Unfortunately, since ArchiveBox does not have a stable API, this is desktop only as we cannot use XHR against it - instead, we have to fall back to Node.js networking. This plugin works by minimally implementing what is required to log into a private ArchiveBox instance and submit URLs to it. This plugin has been written in some-what of a way that as soon as ArchiveBox has a real REST API, it should be able to be quickly adapted for use on all Obsidian clients.

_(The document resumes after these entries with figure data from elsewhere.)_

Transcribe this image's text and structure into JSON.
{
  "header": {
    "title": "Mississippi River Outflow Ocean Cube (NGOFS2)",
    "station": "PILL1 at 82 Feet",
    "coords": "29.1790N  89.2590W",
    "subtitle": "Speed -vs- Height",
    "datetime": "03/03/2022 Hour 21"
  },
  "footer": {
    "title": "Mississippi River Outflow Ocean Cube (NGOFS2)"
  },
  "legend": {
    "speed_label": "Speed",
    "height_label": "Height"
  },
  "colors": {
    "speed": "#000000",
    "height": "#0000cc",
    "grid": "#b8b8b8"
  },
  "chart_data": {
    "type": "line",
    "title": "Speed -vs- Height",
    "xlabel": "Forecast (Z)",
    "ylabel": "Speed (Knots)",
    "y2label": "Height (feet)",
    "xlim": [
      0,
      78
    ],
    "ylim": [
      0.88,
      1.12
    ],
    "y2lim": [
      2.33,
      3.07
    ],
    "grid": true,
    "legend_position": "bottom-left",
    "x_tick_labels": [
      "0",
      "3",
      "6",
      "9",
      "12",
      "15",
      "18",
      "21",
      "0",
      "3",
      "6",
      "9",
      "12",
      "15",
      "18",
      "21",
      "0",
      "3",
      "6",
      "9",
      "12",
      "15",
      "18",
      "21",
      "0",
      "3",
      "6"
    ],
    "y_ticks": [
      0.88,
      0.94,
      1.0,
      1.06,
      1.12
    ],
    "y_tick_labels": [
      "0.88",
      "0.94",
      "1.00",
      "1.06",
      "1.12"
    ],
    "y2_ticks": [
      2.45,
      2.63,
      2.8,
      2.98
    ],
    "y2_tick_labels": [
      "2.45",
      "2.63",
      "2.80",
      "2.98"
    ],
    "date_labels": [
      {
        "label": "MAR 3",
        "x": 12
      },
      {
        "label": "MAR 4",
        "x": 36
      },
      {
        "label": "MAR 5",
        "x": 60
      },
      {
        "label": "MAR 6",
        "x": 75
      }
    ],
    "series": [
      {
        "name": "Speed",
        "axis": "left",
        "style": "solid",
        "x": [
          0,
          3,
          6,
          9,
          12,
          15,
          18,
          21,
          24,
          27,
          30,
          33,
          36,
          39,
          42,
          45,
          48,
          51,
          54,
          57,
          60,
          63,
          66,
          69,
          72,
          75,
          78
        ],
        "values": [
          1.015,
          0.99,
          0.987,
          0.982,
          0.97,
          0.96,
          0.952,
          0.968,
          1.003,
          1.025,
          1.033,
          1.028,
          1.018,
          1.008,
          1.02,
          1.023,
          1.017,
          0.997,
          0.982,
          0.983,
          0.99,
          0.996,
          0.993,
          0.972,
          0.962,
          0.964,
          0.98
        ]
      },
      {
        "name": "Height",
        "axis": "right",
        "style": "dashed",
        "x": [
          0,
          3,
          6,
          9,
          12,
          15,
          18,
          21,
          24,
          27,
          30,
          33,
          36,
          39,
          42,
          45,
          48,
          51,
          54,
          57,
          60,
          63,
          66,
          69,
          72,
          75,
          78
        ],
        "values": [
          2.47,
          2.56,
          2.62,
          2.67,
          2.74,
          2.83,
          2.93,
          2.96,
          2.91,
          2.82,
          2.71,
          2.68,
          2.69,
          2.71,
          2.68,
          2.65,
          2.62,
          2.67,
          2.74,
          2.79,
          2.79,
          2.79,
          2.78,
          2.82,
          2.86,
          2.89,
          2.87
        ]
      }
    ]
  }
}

Tested against Obsidian 1.0.3.

Assumptions and Limitations

  • You are running ArchiveBox v0.6.3 or later.
  • A user / superuser has been created for ArchiveBox / Obsidian and this is used to submit.
  • You may or may not use HTTP Basic auth in front of /public
  • You want to archive fully-qualified URIs (e.g. https://google.com/, not google.com or ./some/path).

ArchiveBox is fragile!

As stated above, ArchiveBox has no stable REST API and thus this plugin attempts to minimally mimic the browser to get things done. The master branch of ArchiveBox is currently at v0.6.2 and thus will not work. As of now, archivebox/archivebox:latest works from Docker Hub, or run the dev branch if you're adventurous. My docker-compose.yml for ArchiveBox currently references:

archivebox:
  image: archivebox/archivebox:latest
  volumes:
    - ./data:/data
  environment:
    - SAVE_ARCHIVE_DOT_ORG=False
    - CHECK_SSL_VALIDITY=False

There is an enormously good chance that this plugin will break in the future until the ArchiveBox API stabilizes, so please file a pull request if you notice that it isn't working for you.

Usage

Install the ArchiveBox plugin and load it, then configure the information in the settings panel.

Settings

  • ArchiveBox URI - Set this to the URL where your ArchiveBox instance is accessible, e.g. https://archivebox.example.com/.
  • ArchiveBox Username - The username for an account that has submission privileges.
  • ArchiveBox Password - The password for the account that has submission privileges.
  • Ignore RFC1918 Addresses - Ignore links that contain private addresses. By default, no URI pointing at an RFC1918 address will be saved.
  • Ignored Domains - Ignore links that exist in a comma-separated domain blocklist. (e.g. google.com,duckduckgo.com).
  • Use Basic Auth - Use HTTP Basic Authentication for a username/password ahead of ArchiveBox. Sometimes used when one wants to keep /public private.
  • Basic Auth Username - The HTTP basic auth username.
  • Basic Auth Password - The HTTP basic auth password.
  • Auto-Submit - Watch for file modification and auto-submit to ArchiveBox in real time. This can be relatively chatty so it is off by default.
  • Minimum Batch Submission Time - Wait at least this many seconds before sending another auto-submission.
  • Cache URIs - If this is selected, the plugin will not resubmit URIs it has seen before to ArchiveBox. ArchiveBox deduplicates on its own, but this cuts down on needless request bandwidth.
  • Debug Mode - Adds verbose logging to the Obsidian developer console. Turn on if a contributor has asked, or if you want to file an issue.

License

GNU GPL-3.0.

Personal software is for people, not corpo profit.